Given that the causes of disease and violence are likely to be the same wherever we find them, it follows that the remedies should be similar. In Fair Society Healthy Lives,4 the report of my review of health inequalities in England (the English Marmot Review), we emphasized six areas both as explanations of the social gradient and solutions: early child development, education and lifelong learning, employment and working conditions, minimum income for healthy living, healthy and sustainable communities, and social determinants approach to prevention.

Basic to these are inequities in power, money, and resources.

The causes of extreme health disadvantage are not different in kind in indigenous communities or inner city ghettos, but in degree, from those with less extreme deprivation.
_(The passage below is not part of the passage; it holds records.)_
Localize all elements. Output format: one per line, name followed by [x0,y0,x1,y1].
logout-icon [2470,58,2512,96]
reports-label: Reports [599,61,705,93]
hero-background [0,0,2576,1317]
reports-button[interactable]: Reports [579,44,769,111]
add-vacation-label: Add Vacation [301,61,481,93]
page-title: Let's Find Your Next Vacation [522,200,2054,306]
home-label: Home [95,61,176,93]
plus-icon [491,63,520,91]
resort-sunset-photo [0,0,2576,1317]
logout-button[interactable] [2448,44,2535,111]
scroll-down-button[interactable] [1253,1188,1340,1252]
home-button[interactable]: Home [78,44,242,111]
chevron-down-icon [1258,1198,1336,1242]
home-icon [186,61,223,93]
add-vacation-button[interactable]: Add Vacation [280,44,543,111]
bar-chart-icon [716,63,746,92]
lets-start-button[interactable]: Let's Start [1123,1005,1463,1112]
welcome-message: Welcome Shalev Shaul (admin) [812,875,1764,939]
Wherever we look, we find that health follows a social gradient. In England, for example, when neighborhoods are classified by degrees of deprivation, we do indeed find that the most deprived areas do have the shortest life expectancy and shortest disability-free life expectancy. But more than that, the graded relation between deprivation and health runs all the way from top to bottom of society. The gradient implies that we should not only focus on the most deprived areas, but be striving to improve the whole of society. We coined the phrase proportional universalism to convey that Universalist policies are those most likely to create inclusive societies, but effort should be proportional to need. People lower in the social hierarchy are likely to require greater effort to bring them into the mainstream.

The question then is where interventions should take place: global, national, local. Figure 1 illustrates this issue. It plots the percentage of children aged five years achieving a good level of development for each local authority in England. The figure suggests two levels of interventions. First, it shows that the more deprived the local area, the smaller the percentage of children aged five years who achieve a good level of development. One intervention, then, is to reduce deprivation. International comparisons show clearly that fiscal policy, along with taxes and benefits, can reduce child poverty dramatically. In Sweden, for example, the percentage of children in poverty (< 60% of the median income) is reduced from 32% to just more than 12% through taxes and transfers. The United States is a laggard. National policy could reduce child poverty, but in the United States, it is not being done to anything like the extent of other Organisation For Economic Co-operation Develpoment countries. In the United Kingdom, from 2010 to 2013, the proportion of households with children below an acceptable minimum income threshold rose from 31% to 39%.

FIGURE 1—

FIGURE 1—

Children Achieving a Good Level of Development at Age 5 Years by Local Authority Rank: England, 2011

Source. Adapted from Marmot.3

aThe local authority rank is based on the Index of Multiple Deprivation (high rank implies less deprivation).

Figure 1 suggests a second strategy. There is scatter around the regression line. For a given level of deprivation, some communities are doing better than others. Interventions to help families, effort proportional to need, can make a difference to early child development.

It should not be either/or; policies need to be national and local. For example, in Sweden, there had been some reluctance on the part of national government to set up a cross-government mechanism to achieve health equity through action on the social determinants of health. Action happened at the local level, starting with the Swedish city of Malmo, which set up a city commission for a socially sustainable Malmo. Linkoping and Norrkoping, Gothenburg and Ostersund all have city level mechanisms for achieving health equity. Now, the national government has followed by setting up a national commission.

The argument for early child development can be extended to all six of my domains that are mentioned above. National governments can play an enabling role, but action at the community level is essential. Central to action on social determinants of health is empowerment of individuals and communities. It will take concerted action at the community level.